Here is what a TR-069 message looks like:

<?xml version="1.0" encoding="UTF-8"?>
<soap:Envelope xmlns:soapenc="http://schemas.xmlsoap.org/soap/encoding/" xmlns:xsd="http://www.w3.org/2001/XMLSchema" xmlns:cwmp="urn:dslforum-org:cwmp-1-0" xmlns:soap="http://schemas.xmlsoap.org/soap/envelope/" xmlns:schemaLocation="urn:dslforum-org:cwmp-1-0 ..schemaswt121.xsd" xmlns:xsi="http://www.w3.org/2001/XMLSchema-instance">
 <soap:Header/>
 <soap:Body soap:encodingStyle="http://schemas.xmlsoap.org/soap/encoding/">
   <cwmp:GetParameterValues>
     <ParameterNames soapenc:arrayType="cwmp:ParameterValueStruct[1]>
       <string>InternetGatewayDevice.</string>
      </ParameterNames>
   </cwmp:GetParameterValues>
 </soap:Body>
</soap:Envelope>

Protocol Buffers (Protobuf)

According to the own protobuf website:

Protocol buffers are Google’s language-neutral, platform-neutral, extensible mechanism for serializing structured data – think XML, but smaller, faster, and simpler. You define how you want your data to be structured once, then you can use special generated source code to easily write and read your structured data to and from a variety of data streams and using a variety of languages.

Unlike XML, Protobuf messages are compact and serialized in binary, which drastically reduces message size and parsing overhead on devices that can now read and write messages faster, use less memory, and send data over the network with minimal bandwidth.

XML and JSON are human-readable formats, serialized as text. If you were to open a TR-069 session over HTTP (without TLS) and inspect the packets, you could actually see the messages and understand their contents. TR-369, on the other hand, uses binary encoding, so its messages aren’t directly readable. Fortunately, these packets are meant for computers, not humans 😅.

Here is what a TR-369 message looks like:

{
   "header": {
       "msg_id": "b7dc38ea-aefb-4761-aa55-edaa97adb2f0",
       "msg_type": 1
   },
   "body": {
       "request": {
           "get": {
               "paramPaths": [
                   "Device."
               ],
               "maxDepth": 1
           }
       }
   }
}

Here is what it looks like in the wire:

0a03312e30120e6f6b746f7075732d302d6d7174741a0e70726f746f3a3a6f6b746f7075733adb0112d8010a280a2465346462383464362d653930662d346264392d626366372d316331633338343935623162100112ab010aa8010aa5010a1e4465766963652e446576696365496e666f2e4d616e7566616374757265720a1b4465766963652e446576696365496e666f2e4d6f64656c4e616d650a214465766963652e446576696365496e666f2e536f66747761726556657273696f6e0a1e4465766963652e446576696365496e666f2e53657269616c4e756d6265720a1e4465766963652e446576696365496e666f2e50726f64756374436c6173731501000000

There is one advantage of using Protobuf, which I think is incredible: you define a ".proto" file specifying message structures, and this file generates the same structure in different languages! This means that even if you have different projects, teams, and applications, you can make sure they're always understanding each other. In a real-world scenario, you have OBUSPA (built with C) keeping the same messaging structure and contracts of Oktopus (built with Go). It avoids bad implementations of the defined standard.

The Impact

The choice of encoding is more than just a detail; it directly affects device performance, network efficiency, and scalability. With XML, each message is verbose, containing repeated tags and text-based structures that inflate message sizes and require significant CPU and memory to parse. For a single TR-069 request, this might not seem critical, but when managing thousands or millions of devices, the cumulative impact on bandwidth, latency, and server load becomes significant. Protobuf, on the other hand, is fast and lightweight.

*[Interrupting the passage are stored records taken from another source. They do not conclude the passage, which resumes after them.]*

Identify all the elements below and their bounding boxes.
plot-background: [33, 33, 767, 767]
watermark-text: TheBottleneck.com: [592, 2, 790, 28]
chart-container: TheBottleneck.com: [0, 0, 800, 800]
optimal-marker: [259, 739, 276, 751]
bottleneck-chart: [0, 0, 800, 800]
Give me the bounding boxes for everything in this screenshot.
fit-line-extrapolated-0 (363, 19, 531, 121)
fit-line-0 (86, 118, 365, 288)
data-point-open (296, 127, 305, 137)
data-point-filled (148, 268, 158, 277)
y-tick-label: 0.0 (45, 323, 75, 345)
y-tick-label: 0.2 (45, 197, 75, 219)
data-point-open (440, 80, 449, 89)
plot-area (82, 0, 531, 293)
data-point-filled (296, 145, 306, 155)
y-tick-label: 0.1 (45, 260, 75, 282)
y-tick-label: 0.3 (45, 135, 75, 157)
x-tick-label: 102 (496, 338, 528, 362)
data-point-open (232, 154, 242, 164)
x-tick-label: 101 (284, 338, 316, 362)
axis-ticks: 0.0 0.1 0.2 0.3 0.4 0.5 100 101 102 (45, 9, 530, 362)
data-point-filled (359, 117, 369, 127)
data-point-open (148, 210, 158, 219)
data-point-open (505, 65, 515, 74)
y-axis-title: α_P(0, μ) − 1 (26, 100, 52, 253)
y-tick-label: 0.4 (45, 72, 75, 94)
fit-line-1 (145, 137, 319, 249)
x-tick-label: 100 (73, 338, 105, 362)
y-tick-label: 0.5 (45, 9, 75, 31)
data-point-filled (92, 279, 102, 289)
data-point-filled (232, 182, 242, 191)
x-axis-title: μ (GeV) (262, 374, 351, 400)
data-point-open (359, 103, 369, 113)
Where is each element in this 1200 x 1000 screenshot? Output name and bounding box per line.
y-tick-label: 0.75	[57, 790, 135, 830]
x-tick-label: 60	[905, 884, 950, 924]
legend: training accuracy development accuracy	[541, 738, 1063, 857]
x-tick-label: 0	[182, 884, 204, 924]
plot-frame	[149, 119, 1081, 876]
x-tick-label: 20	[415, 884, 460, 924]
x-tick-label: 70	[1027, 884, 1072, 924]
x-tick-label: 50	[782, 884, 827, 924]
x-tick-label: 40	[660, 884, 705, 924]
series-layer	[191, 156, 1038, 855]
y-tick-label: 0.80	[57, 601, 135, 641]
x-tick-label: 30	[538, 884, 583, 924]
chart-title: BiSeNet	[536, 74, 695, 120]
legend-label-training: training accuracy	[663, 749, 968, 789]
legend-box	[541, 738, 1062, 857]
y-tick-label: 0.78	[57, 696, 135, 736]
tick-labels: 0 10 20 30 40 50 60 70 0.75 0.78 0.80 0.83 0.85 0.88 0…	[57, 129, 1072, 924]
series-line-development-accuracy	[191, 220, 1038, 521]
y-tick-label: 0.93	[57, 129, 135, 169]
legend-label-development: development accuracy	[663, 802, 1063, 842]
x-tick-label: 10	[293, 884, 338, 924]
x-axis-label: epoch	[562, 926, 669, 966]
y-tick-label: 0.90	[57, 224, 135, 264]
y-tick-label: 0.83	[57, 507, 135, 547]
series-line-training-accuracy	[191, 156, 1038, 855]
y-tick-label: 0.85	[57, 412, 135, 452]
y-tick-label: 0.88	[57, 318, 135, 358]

This reduction in overhead translates to real-world benefits: devices respond faster, ISPs can push commands or collect telemetry without congesting networks, and scaling to millions of endpoints becomes feasible. Essentially, Protobuf doesn’t just encode data; together with the TR-369 specification, it unlocks efficiency, telemetry, responsiveness, and the ability to manage devices at a massive scale.